My husband, Garth (not his real name) had a local Chamber of Commerce thingy to attend last night and, considering it was held at one of our favorite pubs, I'm thinking perhaps it's high time I joined the Chamber of Commerce.
Clearly, those Chamber of Commerce folks know how to, you know, thingy.
Aaaaanyway, Garth (NHRN) and I have been feeling a little estranged, lately (okay, for the last 18 years) but not on purpose, or anything.
We have 4 kids. 3 of whom are teens. Enough said.
Aaaaanyhow, I thought it would be fun to send him a few flirtatious texts to, you know, shake his thingy up a bit.
So, I sent him this:
GARTH (NHRN): Hi
Hi? Really? That's it? Aaaand, I used my best flirty-grin and everything. Then, I thought maybe he's just in mixed company and/or overwhelmed by my breaking out the flirty-grin and everything.
So, I continue.
ME: You here by yourself?
GARTH (NHRN): No, So-and-So and What's-her-Face and Some-other-Dude are here. So-and-So said they are the few who showed. I'll be home around 8.
I just stared at the phone and you hear that noise? It's the sound of my confidence crashing to earth at the speed of, "Holy crap when I did get THIS old?"
ME: I was supposed to be hitting on you dopey. See previous text.
It took him a while to answer.
GARTH (NHRN): Where are you?
Aaaaand, I imagined him nervously looking around the pub wondering if I finally found the nerve to turn up wearing a trench coat and, you know, nothing else (IT COULD HAPPEN!)
ME: Home pretending, to be there, hitting on you. #FAIL
[one beat, two beats]
GARTH (NHRN): No one ever hits on me...I didn't know.
It's true. Poor guy has MARRIED WITH CHILDREN written all over him. Also, I like him that way.
Still, I continue.
ME: Sooooo, you come here often?
GARTH (NHRN): Love you...see you soon.
Aaaaand, THAT my friends is what married for nearly 22 years sounds like.
ME: Counting the minutes...
Or, flirtexting while under the influence of children.
Flash-forward to this morning, when my husband thrust his cell phone into my face and showed me this:
ME: Yeah, that's the woman you COULDA had, last night.

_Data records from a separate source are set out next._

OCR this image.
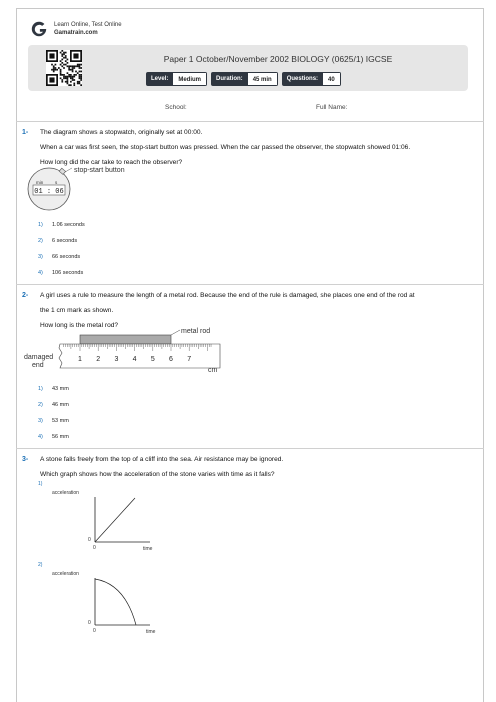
Learn Online, Test Online
Gamatrain.com
Paper 1 October/November 2002 BIOLOGY (0625/1) IGCSE
Level:	Medium	Duration:	45 min	Questions:	40
School:	Full Name:
1- The diagram shows a stopwatch, originally set at 00:00.
When a car was first seen, the stop-start button was pressed. When the car passed the observer, the stopwatch showed 01:06.
How long did the car take to reach the observer?
stop-start button
min	s
01 : 06
1) 1.06 seconds
2) 6 seconds
3) 66 seconds
4) 106 seconds
2- A girl uses a rule to measure the length of a metal rod. Because the end of the rule is damaged, she places one end of the rod at
the 1 cm mark as shown.
How long is the metal rod?
metal rod
1 2 3 4 5 6 7
damaged
end
cm
1) 43 mm
2) 46 mm
3) 53 mm
4) 56 mm
3- A stone falls freely from the top of a cliff into the sea. Air resistance may be ignored.
Which graph shows how the acceleration of the stone varies with time as it falls?
1)
acceleration
0
0	time
2)
acceleration
0
0	time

Okay, I really didn't say that, not out loud anyways.
GARTH (NHRN): I just didn't scroll down far enough passed the picture to see the text.
I mean, his cell phone IS a lot less new-ish, than mine.
GARTH (NHRN): So, I thought you might have changed your hair or something.
GARTH (NHRN): Aaaand I was going to get in trouble.
GARTH (NHRN): Because, you know, I didn't notice.
I then suggested he save the pic, you know, as a reference for next the time OR or at least until I get a trench coat...DAMMIT!